Let me add, that few chapters of human history have a more profound significance for ourselves. I weigh my words well when I assert, that the man who should know the true history of the bit of chalk which every carpenter carries about in his breeches-pocket, though ignorant of all other history, is likely, if he will think his knowledge out to its ultimate results, to have a truer, and therefore a better, conception of this wonderful universe, and of man’s relation to it, than the most learned student who is deep-read in the records of humanity and ignorant of those of Nature.

 
Thomas Henry Huxley
 

I don’t know whether Napoleon did or did not try to get across there and I don’t care. I don’t know much about history, and I wouldn’t give a nickel for all the history in the world. It means nothing to me. History is more or less bunk. It's tradition. We don't want tradition. We want to live in the present and the only history that is worth a tinker's damn is the history we make today.

 
Henry Ford
 

Let us by all means teach black history, African history, women’s history, Hispanic history, Asian history.

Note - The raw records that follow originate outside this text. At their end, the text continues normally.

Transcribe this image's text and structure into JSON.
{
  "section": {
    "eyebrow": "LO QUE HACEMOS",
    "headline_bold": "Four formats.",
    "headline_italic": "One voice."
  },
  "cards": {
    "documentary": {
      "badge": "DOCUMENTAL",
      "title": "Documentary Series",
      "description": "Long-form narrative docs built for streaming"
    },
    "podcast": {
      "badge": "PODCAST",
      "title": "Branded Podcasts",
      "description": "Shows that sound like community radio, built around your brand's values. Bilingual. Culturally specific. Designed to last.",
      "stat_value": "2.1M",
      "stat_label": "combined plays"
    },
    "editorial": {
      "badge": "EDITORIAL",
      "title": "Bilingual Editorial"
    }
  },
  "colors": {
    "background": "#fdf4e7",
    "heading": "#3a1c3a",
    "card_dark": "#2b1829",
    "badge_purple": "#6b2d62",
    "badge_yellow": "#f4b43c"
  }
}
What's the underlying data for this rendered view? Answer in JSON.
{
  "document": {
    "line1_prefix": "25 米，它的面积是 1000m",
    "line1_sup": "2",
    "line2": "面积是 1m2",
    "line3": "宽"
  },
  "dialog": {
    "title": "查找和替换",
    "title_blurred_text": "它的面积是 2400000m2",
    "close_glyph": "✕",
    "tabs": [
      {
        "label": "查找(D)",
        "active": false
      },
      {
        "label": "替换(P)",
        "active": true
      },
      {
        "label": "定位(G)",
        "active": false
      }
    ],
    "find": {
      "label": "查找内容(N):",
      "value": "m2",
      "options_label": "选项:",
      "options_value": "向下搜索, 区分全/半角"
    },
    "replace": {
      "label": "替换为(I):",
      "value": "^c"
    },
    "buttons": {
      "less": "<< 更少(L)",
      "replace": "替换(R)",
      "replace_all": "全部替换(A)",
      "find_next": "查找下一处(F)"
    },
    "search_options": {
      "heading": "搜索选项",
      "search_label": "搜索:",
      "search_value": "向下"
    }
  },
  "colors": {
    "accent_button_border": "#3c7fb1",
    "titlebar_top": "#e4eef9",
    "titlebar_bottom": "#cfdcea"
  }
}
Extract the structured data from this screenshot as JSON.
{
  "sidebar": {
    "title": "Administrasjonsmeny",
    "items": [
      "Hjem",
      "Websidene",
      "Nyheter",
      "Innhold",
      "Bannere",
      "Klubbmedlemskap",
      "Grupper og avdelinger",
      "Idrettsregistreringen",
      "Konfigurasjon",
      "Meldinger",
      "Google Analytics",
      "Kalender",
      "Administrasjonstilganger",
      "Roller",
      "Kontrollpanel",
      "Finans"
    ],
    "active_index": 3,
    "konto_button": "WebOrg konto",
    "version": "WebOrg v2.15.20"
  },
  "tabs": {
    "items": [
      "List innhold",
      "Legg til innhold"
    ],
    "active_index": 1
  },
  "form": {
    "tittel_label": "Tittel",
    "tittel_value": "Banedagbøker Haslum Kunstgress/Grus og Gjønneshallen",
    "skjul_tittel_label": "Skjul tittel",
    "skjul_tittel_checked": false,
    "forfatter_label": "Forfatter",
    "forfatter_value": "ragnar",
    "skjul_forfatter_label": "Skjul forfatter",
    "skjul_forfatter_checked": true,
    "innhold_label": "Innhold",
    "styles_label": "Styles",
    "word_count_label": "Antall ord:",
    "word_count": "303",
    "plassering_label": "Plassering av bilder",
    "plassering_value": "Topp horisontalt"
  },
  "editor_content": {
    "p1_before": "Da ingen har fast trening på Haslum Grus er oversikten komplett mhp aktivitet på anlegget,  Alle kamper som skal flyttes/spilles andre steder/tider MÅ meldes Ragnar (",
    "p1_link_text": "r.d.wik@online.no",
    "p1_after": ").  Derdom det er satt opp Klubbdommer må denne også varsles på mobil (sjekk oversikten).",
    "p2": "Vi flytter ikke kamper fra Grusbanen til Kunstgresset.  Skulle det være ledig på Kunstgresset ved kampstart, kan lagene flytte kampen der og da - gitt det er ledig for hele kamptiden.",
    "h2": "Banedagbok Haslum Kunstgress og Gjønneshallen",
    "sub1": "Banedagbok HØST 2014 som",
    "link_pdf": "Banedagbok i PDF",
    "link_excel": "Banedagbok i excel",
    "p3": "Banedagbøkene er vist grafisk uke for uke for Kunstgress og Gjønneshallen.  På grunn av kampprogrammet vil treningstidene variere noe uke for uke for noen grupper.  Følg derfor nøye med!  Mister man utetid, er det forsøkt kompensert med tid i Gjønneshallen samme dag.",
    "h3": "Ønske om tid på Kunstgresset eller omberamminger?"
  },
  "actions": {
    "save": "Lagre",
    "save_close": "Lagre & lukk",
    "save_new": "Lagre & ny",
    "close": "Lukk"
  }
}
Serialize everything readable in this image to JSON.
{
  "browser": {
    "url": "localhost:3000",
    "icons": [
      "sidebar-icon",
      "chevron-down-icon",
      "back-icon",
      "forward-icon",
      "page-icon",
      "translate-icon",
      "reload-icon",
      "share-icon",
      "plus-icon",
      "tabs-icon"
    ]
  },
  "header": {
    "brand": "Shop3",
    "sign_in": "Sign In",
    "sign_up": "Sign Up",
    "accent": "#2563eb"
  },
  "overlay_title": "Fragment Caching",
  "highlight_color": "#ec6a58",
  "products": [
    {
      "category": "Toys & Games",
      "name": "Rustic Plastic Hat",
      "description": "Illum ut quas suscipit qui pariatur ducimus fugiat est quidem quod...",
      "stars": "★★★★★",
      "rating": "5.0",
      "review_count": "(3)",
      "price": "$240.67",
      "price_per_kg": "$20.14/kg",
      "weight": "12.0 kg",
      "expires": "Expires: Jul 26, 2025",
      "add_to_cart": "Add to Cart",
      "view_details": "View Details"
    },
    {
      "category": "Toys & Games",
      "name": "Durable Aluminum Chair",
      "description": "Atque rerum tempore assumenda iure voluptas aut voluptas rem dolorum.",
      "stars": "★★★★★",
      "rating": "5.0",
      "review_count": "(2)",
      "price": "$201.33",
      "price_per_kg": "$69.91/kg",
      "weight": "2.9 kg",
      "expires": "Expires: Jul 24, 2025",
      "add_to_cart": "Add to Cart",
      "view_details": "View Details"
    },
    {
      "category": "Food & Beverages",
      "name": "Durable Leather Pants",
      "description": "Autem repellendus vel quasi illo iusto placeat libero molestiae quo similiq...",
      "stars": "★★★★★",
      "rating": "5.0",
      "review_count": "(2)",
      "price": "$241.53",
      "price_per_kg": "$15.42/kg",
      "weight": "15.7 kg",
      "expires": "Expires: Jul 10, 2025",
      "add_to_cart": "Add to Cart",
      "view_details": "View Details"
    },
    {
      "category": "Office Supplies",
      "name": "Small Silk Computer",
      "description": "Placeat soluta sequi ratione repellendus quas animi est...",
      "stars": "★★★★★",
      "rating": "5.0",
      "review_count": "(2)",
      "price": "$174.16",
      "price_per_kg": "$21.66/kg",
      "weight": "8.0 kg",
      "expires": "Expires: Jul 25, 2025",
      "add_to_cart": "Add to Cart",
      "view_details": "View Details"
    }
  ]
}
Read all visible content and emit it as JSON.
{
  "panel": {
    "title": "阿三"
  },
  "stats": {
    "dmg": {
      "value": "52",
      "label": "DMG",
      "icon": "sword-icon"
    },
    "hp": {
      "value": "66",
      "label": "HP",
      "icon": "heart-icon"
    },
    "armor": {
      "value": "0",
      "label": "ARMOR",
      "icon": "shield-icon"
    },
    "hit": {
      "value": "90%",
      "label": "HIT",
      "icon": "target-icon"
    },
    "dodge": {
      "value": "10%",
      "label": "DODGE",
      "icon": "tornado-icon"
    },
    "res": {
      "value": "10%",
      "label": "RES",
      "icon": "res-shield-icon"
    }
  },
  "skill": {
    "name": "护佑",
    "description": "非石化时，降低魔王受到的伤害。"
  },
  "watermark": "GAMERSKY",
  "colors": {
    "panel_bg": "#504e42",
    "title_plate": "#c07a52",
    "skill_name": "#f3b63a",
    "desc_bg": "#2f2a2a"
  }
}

But let us teach them as history, not as filiopietistic commemoration. The purpose of history is to promote not group self-esteem, but understanding of the world and the past, dispassionate analysis, judgment, and perspective, respect for divergent cultures and traditions, and unflinching protection for those unifying ideas of tolerance, democracy, and human rights that make free historical inquiry possible.

 
Arthur M. Schlesinger
 

These hints, dropped as it were from sleep and night, let us use in broad day. The student is to read history actively and not passively; to esteem his own life the text, and books the commentary. Thus compelled, the Muse of history will utter oracles, as never to those who do not respect themselves. I have no expectation that any man will read history aright, who thinks that what was done in a remote age, by men whose names have resounded far, has any deeper sense than what he is doing to-day.

 
Ralph Waldo Emerson
 

If you read a French history, it's sympathetic to France; if you read a British history, it's sympathetic to Britain; but no one ever wrote a chemistry book that favors zinc over copper.